Steinpilz oder Satanspilz? Essbar, erst nach besonderer Zubereitung essbar, ungeniessbar oder gar giftig? Um dies möglichst schon im Wald zu erkennen, bedarf es eines praktischen und kompetenten Bestimmungsbuches. Die vorliegende Neuauflage 2017 des KOSMOS-Taschenbuches „Welcher Pilz ist das?“ des Expertenteams Tanja Böhning und Andreas Gminder ist der ideale Begleiter für die Pilzsuche. Ich persönlich sammle keine Pilze, sondern fotografiere sie sehr gerne. Deshalb interessiert mich die geheimnisvolle Pilzwelt, ich vermeide aber – im Gegensatz zum Sammler – ganz bewusst die eventuell verhängnisvollen Konsequenzen die eine Fehlbestimmung nach sich zögen.

Die Autoren geben uns auf den ersten Seiten allgemeine Hinweise: Wie ist das Buch aufgebaut? Wie geht man bei der Pilzbestimmung vor? Wie sammelt man richtig? Was tun bei einer Vergiftung? Die 450 vorgestellten Pilze werden per Farbcode am Seitenrand in die drei Hauptgruppen Röhrenpilze oder Röhrlinge, Lamellen- oder Blättterpilze und Sonstige Pilze unterteilt und gleich auf der Buchklappen-Innenseite werde diese Begriffe kurz erläutert. Mir gefällt die Übersichtlichkeit des Buches sehr gut.

Im grossen Hauptteil über die einzelnen Pilzarten wird in einem kurzen Text Wissenswertes zusammengefasst: Angaben zur Grösse (Hutdurchmesser), Wuchszeit, Vorkommen und charakteristische Merkmale. Neben der deutschen Bezeichnung wird für jeden Pilz auch der wissenschaftliche Name aufgeführt. Ein grosses Hauptfoto zeigt typische Exemplare in ihrer natürlichen Umgebung. Diese Farbabbildungen sind nicht nur schön, sondern auch sehr aussagekräftig. Ein kleineres Foto zeigt den Pilz ausserdem in einem seiner typischen Lebensräume und eine Illustration macht zusätzlich auf Details aufmerksam.

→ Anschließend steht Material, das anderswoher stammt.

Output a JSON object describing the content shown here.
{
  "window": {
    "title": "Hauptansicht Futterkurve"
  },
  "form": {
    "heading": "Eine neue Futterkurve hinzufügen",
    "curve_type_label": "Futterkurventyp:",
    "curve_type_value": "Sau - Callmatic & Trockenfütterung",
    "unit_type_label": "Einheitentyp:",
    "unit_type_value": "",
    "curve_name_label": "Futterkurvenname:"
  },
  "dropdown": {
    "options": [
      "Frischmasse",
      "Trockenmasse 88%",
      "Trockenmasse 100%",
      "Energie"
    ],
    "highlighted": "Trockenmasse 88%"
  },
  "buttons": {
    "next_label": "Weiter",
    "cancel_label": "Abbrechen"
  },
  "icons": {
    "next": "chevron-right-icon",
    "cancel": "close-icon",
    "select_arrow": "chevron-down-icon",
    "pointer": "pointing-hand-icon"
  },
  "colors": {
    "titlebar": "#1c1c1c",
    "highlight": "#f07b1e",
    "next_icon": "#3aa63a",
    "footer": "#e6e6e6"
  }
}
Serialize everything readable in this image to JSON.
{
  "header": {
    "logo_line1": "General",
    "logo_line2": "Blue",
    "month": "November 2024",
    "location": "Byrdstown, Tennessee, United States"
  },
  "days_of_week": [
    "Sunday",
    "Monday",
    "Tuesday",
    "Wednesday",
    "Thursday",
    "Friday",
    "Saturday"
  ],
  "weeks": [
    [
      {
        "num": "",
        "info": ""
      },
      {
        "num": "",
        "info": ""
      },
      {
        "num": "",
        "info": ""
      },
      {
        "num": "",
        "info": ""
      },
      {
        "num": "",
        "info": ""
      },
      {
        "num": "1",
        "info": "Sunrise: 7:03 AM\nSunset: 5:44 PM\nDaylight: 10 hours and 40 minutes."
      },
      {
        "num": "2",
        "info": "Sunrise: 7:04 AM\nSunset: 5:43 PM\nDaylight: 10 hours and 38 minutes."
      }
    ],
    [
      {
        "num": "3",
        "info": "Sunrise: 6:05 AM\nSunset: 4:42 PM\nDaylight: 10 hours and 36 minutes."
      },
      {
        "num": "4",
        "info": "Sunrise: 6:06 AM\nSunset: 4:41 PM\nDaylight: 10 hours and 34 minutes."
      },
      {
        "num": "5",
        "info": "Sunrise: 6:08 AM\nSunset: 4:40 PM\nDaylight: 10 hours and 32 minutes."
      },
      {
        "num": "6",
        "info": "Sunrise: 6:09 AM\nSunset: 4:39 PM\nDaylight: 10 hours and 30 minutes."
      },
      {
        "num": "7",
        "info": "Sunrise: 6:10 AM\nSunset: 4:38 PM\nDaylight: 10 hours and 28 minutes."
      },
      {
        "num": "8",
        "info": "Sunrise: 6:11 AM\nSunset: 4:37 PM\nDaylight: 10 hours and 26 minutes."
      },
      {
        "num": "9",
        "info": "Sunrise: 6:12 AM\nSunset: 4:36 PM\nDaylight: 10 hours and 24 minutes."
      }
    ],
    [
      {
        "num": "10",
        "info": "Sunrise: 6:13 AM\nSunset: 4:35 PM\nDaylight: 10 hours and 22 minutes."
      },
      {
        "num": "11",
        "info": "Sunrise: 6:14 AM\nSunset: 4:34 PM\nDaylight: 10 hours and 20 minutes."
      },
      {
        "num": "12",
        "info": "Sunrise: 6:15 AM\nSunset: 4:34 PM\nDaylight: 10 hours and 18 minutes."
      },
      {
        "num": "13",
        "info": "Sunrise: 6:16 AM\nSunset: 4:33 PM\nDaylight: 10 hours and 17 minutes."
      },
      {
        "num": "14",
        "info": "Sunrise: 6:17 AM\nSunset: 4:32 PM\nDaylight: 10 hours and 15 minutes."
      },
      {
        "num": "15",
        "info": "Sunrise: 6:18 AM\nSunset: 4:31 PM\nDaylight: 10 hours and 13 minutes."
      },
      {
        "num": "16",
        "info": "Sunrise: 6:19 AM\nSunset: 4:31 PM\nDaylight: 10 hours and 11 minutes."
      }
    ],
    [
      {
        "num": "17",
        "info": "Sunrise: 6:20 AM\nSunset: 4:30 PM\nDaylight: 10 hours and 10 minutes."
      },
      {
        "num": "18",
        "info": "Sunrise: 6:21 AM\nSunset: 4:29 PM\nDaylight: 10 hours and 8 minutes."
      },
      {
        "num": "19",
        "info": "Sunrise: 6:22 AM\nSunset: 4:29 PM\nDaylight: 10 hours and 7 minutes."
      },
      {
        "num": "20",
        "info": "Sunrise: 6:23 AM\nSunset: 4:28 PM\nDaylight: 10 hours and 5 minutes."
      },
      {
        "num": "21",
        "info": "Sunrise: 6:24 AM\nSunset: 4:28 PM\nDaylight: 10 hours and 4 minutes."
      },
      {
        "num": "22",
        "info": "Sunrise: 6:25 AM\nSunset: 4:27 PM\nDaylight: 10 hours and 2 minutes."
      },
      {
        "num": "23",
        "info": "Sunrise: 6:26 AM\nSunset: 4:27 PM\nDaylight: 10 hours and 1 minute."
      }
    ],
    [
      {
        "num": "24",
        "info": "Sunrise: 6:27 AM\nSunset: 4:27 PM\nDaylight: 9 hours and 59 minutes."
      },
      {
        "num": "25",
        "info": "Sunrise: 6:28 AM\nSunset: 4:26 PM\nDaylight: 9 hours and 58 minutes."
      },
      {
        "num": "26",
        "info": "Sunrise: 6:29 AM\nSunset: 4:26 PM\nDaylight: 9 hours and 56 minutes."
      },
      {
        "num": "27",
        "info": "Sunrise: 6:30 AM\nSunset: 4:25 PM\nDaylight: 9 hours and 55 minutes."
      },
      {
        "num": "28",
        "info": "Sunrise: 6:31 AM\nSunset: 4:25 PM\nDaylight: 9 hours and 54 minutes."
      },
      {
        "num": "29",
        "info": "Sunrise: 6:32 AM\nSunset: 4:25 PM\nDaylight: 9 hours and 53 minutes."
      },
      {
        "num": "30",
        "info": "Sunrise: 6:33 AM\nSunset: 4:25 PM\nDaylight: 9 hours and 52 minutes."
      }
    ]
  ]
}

Zu giftigen Doppelgängern finden sich in einem separaten Informationskasten wichtige Hinweise. Und unter der gelegentlichen Rubrik „Schon gewusst?“ lesen wir interessante, teilweise anekdotenhaft verfasste Zusatzinformationen.

„Welcher Pilz ist das?“, empfohlen vom NABU übrigens, ist ein handliches Bestimmungsbuch, das farbenfroh und lebendig daherkommt. Besonders für den Sammler lohnt sich die Anschaffung neu erschienener Pilzliteratur, denn auch die Pilzwelt unterliegt einem ständigen Wandel, so werden etwa durch Tourismus und Klimaveränderung neue Arten heimisch. Zudem gibt es immer wieder neue Erkenntnisse zu bereits heimischen Arten, besonders was deren Risiken oder Verträglichkeit anbelangt.

Mit diesem unkomplizierten und gut aufgebauten Naturführer hat es mir nun richtig Spass gemacht meine Fotomodelle zu bestimmen (oberstes Foto: Lila Schirmlinge – hochgiftig / unterstes Foto: Schopf-Tintling – essbar). Doch die Natur ist eben sehr eigenwillig und das bedeutet, dass Pilze ja nach Standort und klimatischen Bedingungen auch mal ganz anders aussehen können als diejenigen im Bestimmungsbuch. Deshalb gilt: um auf der sicheren Seite zu sein, ist es insbesondere dem Sammelanfänger dringend anzuraten, die Pilze vor dem Verzehr einer zuständigen Pilzkontrollstelle zu zeigen!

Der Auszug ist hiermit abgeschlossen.